Lear first emerged early in its writing in a Quarto edition, probably before many performances. The Folio emerged much later, losing 300 lines of the Q. while gaining another one hundred. In the eighteenth century another edition was prepared for performance by Nahum Tate, changing much of the play (Cordelia marries Edgar; France is out!) and tacking on a happy ending. This happier version remained in performance for well over a century, until someone dared play Lear as originally written once again.
Since then the debate has been: which version of Lear to play, Quarto or Folio. The Folio is often supposed to have been altered to honor new censorship laws and to please the new King, who might find offense in Edgar mocking astrology (although Edmund does so quite thoroughly), etc. The sight of a mad King presiding over legal proceedings might also give offense, and so we lose the wonderful "mock trial" scene in the Folio. For a variety of reasons the Quarto was therefore dismissed by scholars as somehow inferior (while containing some of the of the best jokes and lines!) and the Folio preferred.

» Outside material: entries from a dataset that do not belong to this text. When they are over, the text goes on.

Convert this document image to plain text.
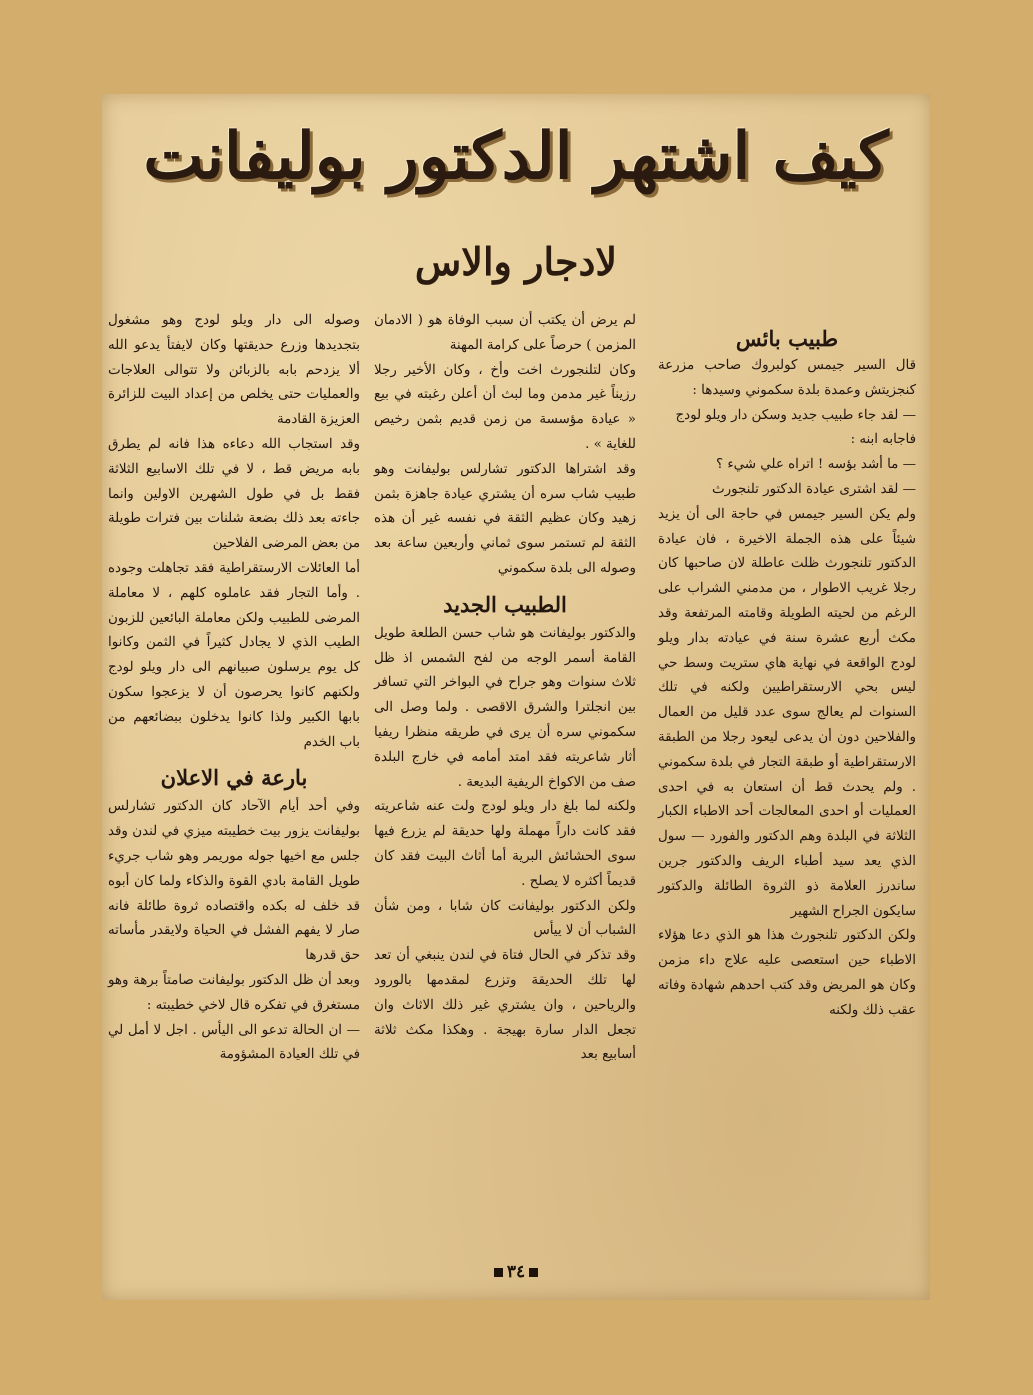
كيف اشتهر الدكتور بوليفانت
لادجار والاس

طبيب بائس

قال السير جيمس كولبروك صاحب مزرعة كنجزيتش وعمدة بلدة سكموني وسيدها :

— لقد جاء طبيب جديد وسكن دار ويلو لودج

فاجابه ابنه :

— ما أشد بؤسه ! اتراه علي شيء ؟

— لقد اشترى عيادة الدكتور تلنجورث

ولم يكن السير جيمس في حاجة الى أن يزيد شيئاً على هذه الجملة الاخيرة ، فان عيادة الدكتور تلنجورث ظلت عاطلة لان صاحبها كان رجلا غريب الاطوار ، من مدمني الشراب على الرغم من لحيته الطويلة وقامته المرتفعة وقد مكث أربع عشرة سنة في عيادته بدار ويلو لودج الواقعة في نهاية هاي ستريت وسط حي ليس بحي الارستقراطيين ولكنه في تلك السنوات لم يعالج سوى عدد قليل من العمال والفلاحين دون أن يدعى ليعود رجلا من الطبقة الارستقراطية أو طبقة التجار في بلدة سكموني . ولم يحدث قط أن استعان به في احدى العمليات أو احدى المعالجات أحد الاطباء الكبار الثلاثة في البلدة وهم الدكتور والفورد — سول الذي يعد سيد أطباء الريف والدكتور جرين ساندرز العلامة ذو الثروة الطائلة والدكتور سايكون الجراح الشهير

ولكن الدكتور تلنجورث هذا هو الذي دعا هؤلاء الاطباء حين استعصى عليه علاج داء مزمن وكان هو المريض وقد كتب احدهم شهادة وفاته عقب ذلك ولكنه

لم يرض أن يكتب أن سبب الوفاة هو ( الادمان المزمن ) حرصاً على كرامة المهنة

وكان لتلنجورث اخت وأخ ، وكان الأخير رجلا رزيناً غير مدمن وما لبث أن أعلن رغبته في بيع « عيادة مؤسسة من زمن قديم بثمن رخيص للغاية » .

وقد اشتراها الدكتور تشارلس بوليفانت وهو طبيب شاب سره أن يشتري عيادة جاهزة بثمن زهيد وكان عظيم الثقة في نفسه غير أن هذه الثقة لم تستمر سوى ثماني وأربعين ساعة بعد وصوله الى بلدة سكموني

الطبيب الجديد

والدكتور بوليفانت هو شاب حسن الطلعة طويل القامة أسمر الوجه من لفح الشمس اذ ظل ثلاث سنوات وهو جراح في البواخر التي تسافر بين انجلترا والشرق الاقصى . ولما وصل الى سكموني سره أن يرى في طريقه منظرا ريفيا أثار شاعريته فقد امتد أمامه في خارج البلدة صف من الاكواخ الريفية البديعة .

ولكنه لما بلغ دار ويلو لودج ولت عنه شاعريته فقد كانت داراً مهملة ولها حديقة لم يزرع فيها سوى الحشائش البرية أما أثاث البيت فقد كان قديماً أكثره لا يصلح .

ولكن الدكتور بوليفانت كان شابا ، ومن شأن الشباب أن لا ييأس

وقد تذكر في الحال فتاة في لندن ينبغي أن تعد لها تلك الحديقة وتزرع لمقدمها بالورود والرياحين ، وان يشتري غير ذلك الاثاث وان تجعل الدار سارة بهيجة . وهكذا مكث ثلاثة أسابيع بعد

وصوله الى دار ويلو لودج وهو مشغول بتجديدها وزرع حديقتها وكان لايفتأ يدعو الله ألا يزدحم بابه بالزبائن ولا تتوالى العلاجات والعمليات حتى يخلص من إعداد البيت للزائرة العزيزة القادمة

وقد استجاب الله دعاءه هذا فانه لم يطرق بابه مريض قط ، لا في تلك الاسابيع الثلاثة فقط بل في طول الشهرين الاولين وانما جاءته بعد ذلك بضعة شلنات بين فترات طويلة من بعض المرضى الفلاحين

أما العائلات الارستقراطية فقد تجاهلت وجوده . وأما التجار فقد عاملوه كلهم ، لا معاملة المرضى للطبيب ولكن معاملة البائعين للزبون الطيب الذي لا يجادل كثيراً في الثمن وكانوا كل يوم يرسلون صبيانهم الى دار ويلو لودج ولكنهم كانوا يحرصون أن لا يزعجوا سكون بابها الكبير ولذا كانوا يدخلون ببضائعهم من باب الخدم

بارعة في الاعلان

وفي أحد أيام الآحاد كان الدكتور تشارلس بوليفانت يزور بيت خطيبته ميزي في لندن وقد جلس مع اخيها جوله موريمر وهو شاب جريء طويل القامة بادي القوة والذكاء ولما كان أبوه قد خلف له بكده واقتصاده ثروة طائلة فانه صار لا يفهم الفشل في الحياة ولايقدر مأساته حق قدرها

وبعد أن ظل الدكتور بوليفانت صامتاً برهة وهو مستغرق في تفكره قال لاخي خطيبته :

— ان الحالة تدعو الى اليأس . اجل لا أمل لي في تلك العيادة المشؤومة

٣٤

Professor Brooke did us a great favor therefore in resurrecting the Quarto to its deserved respectability, and conflating it with the Folio, as nearly all editors have since done. Unfortunately for a recent brief spell, the Folio re-emerged as the ONLY authentic version, and so the late recordings done with the great Lear's Paul Scofield and Sir Gielgud were Folio only, most likely to their own great frustration. To miss these wonderful voices in the abbreviated Folio version, and lose their renditions of the mock trial and other Quarto only scenes, is a great loss to the language and to each one of us. In fact, amazon refuses to correct its product page of the Gielgud recording, and insists upon calling it the "abridged" edition. Hear him roar at
King Lear (BBC Radio Presents); he is magnificent, if abridged by the Folio.
In any case our editor here at the Norton, Grace Ioppolo of the University of Reading (a most auspicious name), claims strongly for the Folio version, and yet conflates the Quarto, as she explains, in condescension to the public, to us groundlings, as we expect it. Nevertheless, her notes do not explain in every instance when we are seeing Folio only and when we are seeing what only appears in the Quarto. The text page does not list the variorum in a thin band across the lower half, as we come to expect in the Arden or Oxford, but saves all such notes for one incredibly thick and jumbled few pages at the end of the play, impossible to read, as all italic with some bold faced headings included. We see very few footnotes explaining the text, and I have already loaded my margins with marginalia in which I dispute her reading (not her university, her interpretation), although I do find her to come the closest of any editor in interpreting nearly courageously the true implications of "If I had thee in Lipsbury pinfold" although immediately she misreads in the same line "care for me." Courageous in the first, she loses heart in the latter.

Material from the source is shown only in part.